Did you know that there is a career track with the job title Research Software Engineer? Well, if you are not already one, you could become one!

This repository (and eventually webpage) aims to collect very good resources on teaching and learning RSE skills. Examples include:

  • Which university programs could I attend to study and become a professional RSE?
  • Which coherent online courses could I follow to build up skills from the set defined in the RSE Competencies?
  • What material can I reuse for teaching my students about RSE skills?

We aim for original and extensive resources, targetting both general-purpose RSEs, as well as RSE specializations.

As there is currently some duplication and very little content, don't cofuse this file with the index.md, which is rendered on the website.

How to contribute?

See the contributing guidelines, or open an issue.

If you contribute a pull request, a GitHub Actions workflow will build the website and generate a downloadable artifact, which you can view locally (currently not rendering correctly).

Build this website

Build locally

This project builds on Jekyll, which is a Ruby project. Therefore, you first need to get a Ruby installation.

After that, clone the repository and run make. This will get the dependencies in a local directory and build and serve the website.

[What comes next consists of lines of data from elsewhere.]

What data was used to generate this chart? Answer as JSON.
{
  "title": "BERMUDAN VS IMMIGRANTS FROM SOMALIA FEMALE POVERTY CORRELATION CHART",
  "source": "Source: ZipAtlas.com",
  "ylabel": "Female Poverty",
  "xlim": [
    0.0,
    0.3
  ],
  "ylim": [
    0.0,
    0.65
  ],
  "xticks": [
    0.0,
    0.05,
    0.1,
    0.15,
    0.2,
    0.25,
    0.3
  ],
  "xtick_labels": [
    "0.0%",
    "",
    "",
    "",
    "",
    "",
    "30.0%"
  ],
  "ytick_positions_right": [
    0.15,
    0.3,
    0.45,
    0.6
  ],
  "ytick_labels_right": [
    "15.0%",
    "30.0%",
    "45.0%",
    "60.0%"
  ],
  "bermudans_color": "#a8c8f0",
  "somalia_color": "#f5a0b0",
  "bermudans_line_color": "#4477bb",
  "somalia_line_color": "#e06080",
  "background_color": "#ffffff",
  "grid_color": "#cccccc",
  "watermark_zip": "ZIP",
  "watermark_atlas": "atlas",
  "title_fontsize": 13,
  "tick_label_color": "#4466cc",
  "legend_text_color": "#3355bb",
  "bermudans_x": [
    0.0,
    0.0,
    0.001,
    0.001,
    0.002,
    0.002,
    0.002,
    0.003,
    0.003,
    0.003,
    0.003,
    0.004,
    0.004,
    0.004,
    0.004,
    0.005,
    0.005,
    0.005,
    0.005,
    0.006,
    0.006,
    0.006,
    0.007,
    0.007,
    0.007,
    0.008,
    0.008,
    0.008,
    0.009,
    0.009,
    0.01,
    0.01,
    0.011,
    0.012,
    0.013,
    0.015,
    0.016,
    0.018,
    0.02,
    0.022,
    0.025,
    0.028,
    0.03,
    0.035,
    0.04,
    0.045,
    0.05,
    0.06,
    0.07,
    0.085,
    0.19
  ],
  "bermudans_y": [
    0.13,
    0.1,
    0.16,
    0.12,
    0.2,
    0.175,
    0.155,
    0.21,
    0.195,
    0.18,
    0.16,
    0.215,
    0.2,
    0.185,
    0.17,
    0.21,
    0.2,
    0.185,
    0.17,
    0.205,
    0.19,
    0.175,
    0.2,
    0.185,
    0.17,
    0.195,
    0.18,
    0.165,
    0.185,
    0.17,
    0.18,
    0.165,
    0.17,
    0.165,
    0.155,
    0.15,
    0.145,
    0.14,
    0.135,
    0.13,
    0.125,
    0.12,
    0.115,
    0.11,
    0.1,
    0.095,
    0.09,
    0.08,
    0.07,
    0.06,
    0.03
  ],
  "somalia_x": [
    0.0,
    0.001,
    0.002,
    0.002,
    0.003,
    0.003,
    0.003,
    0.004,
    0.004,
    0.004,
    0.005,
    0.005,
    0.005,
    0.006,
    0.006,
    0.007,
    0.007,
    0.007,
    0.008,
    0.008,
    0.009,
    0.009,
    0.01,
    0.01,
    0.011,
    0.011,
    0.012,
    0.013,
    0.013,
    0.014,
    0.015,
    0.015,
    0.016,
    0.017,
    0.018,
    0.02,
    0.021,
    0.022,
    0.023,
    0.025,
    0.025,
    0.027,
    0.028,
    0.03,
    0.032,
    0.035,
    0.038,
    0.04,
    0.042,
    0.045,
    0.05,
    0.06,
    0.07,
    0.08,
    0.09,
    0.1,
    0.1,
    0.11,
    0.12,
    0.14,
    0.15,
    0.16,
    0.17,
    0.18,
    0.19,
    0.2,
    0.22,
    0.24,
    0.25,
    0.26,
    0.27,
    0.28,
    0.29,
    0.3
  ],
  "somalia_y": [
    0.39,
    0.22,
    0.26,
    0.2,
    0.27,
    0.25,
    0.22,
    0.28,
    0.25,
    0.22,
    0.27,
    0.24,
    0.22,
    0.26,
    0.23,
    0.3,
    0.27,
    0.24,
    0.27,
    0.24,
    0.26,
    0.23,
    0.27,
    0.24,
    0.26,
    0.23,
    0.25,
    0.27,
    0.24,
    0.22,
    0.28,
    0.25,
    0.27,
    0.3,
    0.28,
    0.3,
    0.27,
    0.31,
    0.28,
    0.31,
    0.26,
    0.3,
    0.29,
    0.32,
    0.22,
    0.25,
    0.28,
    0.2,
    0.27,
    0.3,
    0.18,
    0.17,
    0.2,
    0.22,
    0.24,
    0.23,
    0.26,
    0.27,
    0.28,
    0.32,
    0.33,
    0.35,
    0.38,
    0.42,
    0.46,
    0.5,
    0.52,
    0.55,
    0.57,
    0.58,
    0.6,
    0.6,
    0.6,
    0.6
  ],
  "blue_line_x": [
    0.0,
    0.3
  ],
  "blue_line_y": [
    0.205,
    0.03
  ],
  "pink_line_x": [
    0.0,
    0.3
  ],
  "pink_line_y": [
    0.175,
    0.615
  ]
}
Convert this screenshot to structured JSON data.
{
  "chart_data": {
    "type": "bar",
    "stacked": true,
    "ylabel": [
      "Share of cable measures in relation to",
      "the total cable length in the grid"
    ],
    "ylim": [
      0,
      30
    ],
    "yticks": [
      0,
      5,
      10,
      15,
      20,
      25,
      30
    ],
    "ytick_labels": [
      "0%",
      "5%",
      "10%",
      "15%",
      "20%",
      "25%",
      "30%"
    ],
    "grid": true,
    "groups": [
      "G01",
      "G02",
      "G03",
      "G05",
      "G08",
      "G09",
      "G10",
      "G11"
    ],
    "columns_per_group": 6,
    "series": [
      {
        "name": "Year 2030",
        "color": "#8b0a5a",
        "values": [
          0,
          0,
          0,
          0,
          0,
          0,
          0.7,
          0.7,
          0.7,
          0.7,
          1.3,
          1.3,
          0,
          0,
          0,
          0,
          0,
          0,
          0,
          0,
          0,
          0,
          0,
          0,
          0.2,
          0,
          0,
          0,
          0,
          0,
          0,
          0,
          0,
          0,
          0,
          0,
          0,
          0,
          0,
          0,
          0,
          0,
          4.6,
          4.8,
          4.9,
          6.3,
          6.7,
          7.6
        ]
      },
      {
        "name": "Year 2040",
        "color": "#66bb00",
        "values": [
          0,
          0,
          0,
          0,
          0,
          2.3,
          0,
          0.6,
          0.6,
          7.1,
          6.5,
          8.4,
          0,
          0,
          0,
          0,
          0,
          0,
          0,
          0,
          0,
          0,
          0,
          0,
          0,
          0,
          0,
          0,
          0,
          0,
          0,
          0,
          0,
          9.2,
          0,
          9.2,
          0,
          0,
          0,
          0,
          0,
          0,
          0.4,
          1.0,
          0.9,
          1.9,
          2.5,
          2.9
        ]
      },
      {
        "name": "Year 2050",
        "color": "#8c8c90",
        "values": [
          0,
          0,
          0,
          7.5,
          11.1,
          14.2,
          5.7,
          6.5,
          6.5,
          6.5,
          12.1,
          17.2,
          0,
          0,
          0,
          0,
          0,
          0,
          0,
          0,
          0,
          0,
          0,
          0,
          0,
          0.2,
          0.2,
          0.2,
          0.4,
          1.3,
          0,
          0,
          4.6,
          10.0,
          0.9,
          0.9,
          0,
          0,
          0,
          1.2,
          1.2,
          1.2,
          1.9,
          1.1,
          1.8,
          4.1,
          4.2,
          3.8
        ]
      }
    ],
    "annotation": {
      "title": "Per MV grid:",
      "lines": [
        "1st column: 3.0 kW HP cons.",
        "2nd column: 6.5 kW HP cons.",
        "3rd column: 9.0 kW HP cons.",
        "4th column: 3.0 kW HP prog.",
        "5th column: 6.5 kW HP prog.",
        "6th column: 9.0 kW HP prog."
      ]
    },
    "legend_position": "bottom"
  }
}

Build inside a Docker container

You can directly serve the website from a Docker container (using the community image jekyll/jekyll):

docker run --rm --volume="$PWD:/srv/jekyll:Z" --publish 127.0.0.1:4000:4000 -it jekyll/jekyll jekyll serve

Arguments:

  • docker run: The Docker command to run a container from an existing image
  • --rm: Automatically remove (or not) the container when it exists
  • --volume: Mount the current directory ($PWD) to a directory in the container (/srv/jekyll), so that only the current container can see the content (:Z)
  • --publish: Publish the container's port 4000 (where Jekyll serves the website) to the host port 4000. Note that 127.0.0.1 is the localhost in IPv4. For IPv6, you can replace that with [::1].
  • -it: Interactive container, capturing signals (such as Ctrl-C).
  • jekyll/jekyll: The image
  • jekyll serve: The command to run. Somehow, the current default make target does not work in this context.

Visit the local build

See the result in your http://localhost:4000/learn-and-teach.

The same URL holds both for building locally, as well as building inside Docker.